Motor Masih Menyala, ASN Pemkot Bogor Diduga Terjatuh dari Jembatan Cipaku-Pamoyanan, Petugas Masih Melakukan Pencarian

Mediabogor.co, BOGOR – Tim gabungan masih melakukan pencarian terhadap Bayu (36), warga Kampung Gg. Amil, Kelurahan Pamoyanan, Kecamatan Bogor Selatan, Kota Bogor, yang diduga terjatuh dari jembatan penghubung Cipaku-Pamoyanan pada Kamis (13/8/2026) sekitar pukul 18.30 WIB.

‎Bayu diketahui merupakan aparatur sipil negara (ASN) yang bekerja sebagai pegawai perpustakaan di lingkungan Pemerintah Kota Bogor. Jembatan tersebut juga merupakan jalur yang biasa dilaluinya saat berangkat maupun pulang kerja.

‎Kepala Pelaksana (Kalak) BPBD Kota Bogor, Dimas Tiko Prahadisasongko, mengatakan peristiwa tersebut diketahui setelah korban melintas di jembatan sepulang kerja selepas Magrib.

‎”Setelah Magrib yang bersangkutan pulang kerja dan melintas. Memang biasanya beliau pulang-pergi melewati jembatan penghubung tersebut,” katanya kepada wartawan.

‎Menurutnya, tidak ada saksi mata yang melihat secara langsung saat korban diduga terjatuh. Namun, petugas menemukan sepeda motor milik korban masih dalam kondisi menyala di atas jembatan.

‎”Dugaannya ketika turunan di ujung jembatan. Tidak ada saksi mata yang melihat secara langsung dan ditemukan motornya masih menyala di jembatan,” ujarnya.

‎Dugaan korban terjatuh ke aliran air di bawah jembatan semakin menguat setelah petugas menemukan sejumlah barang milik korban berupa helm dan tas.

‎Dimas menyebut, dari titik yang diduga menjadi lokasi korban terjatuh hingga permukaan air, jaraknya diperkirakan sekitar 100 meter.

‎”Dugaan sementara yang bersangkutan terjatuh ke aliran di bawah jembatan karena diperkuat dengan ditemukannya helm dan tas,” jelasnya.

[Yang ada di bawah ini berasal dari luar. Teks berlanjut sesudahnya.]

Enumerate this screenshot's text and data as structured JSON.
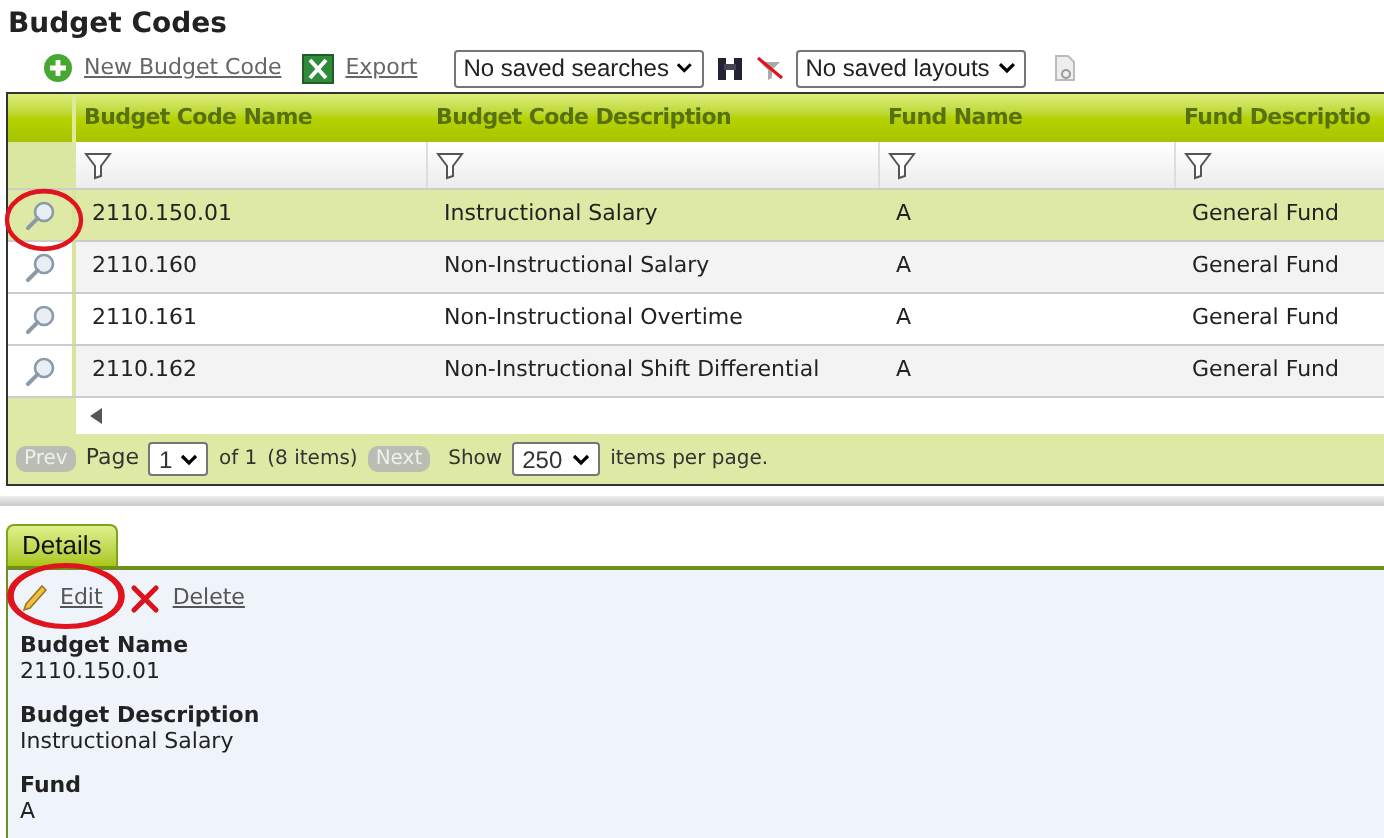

‎Meski demikian, BPBD belum dapat memastikan penyebab korban sampai terjatuh. Petugas masih melakukan pencarian untuk menemukan keberadaan korban.

‎“Untuk penyebabnya belum diketahui. Yang pasti kendaraannya ada di atas jembatan,” katanya.

‎Dimas juga belum dapat memastikan apakah kondisi jembatan yang memiliki bagian menurun menjadi faktor penyebab kejadian. Menurutnya, diperlukan pemeriksaan lebih lanjut untuk mengetahui kondisi di lokasi secara menyeluruh.

‎“Kalau dibilang jembatan itu curam atau tidak, mungkin kemiringannya berdasarkan perhitungan. Cuma kita tidak tahu kondisi lainnya, jadi tidak bisa memprediksi,” tuturnya.

‎Memasuki hari kedua pencarian pada Jumat (14/8/2026), petugas gabungan masih menyisir area sekitar aliran air di bawah jembatan untuk mencari keberadaan korban.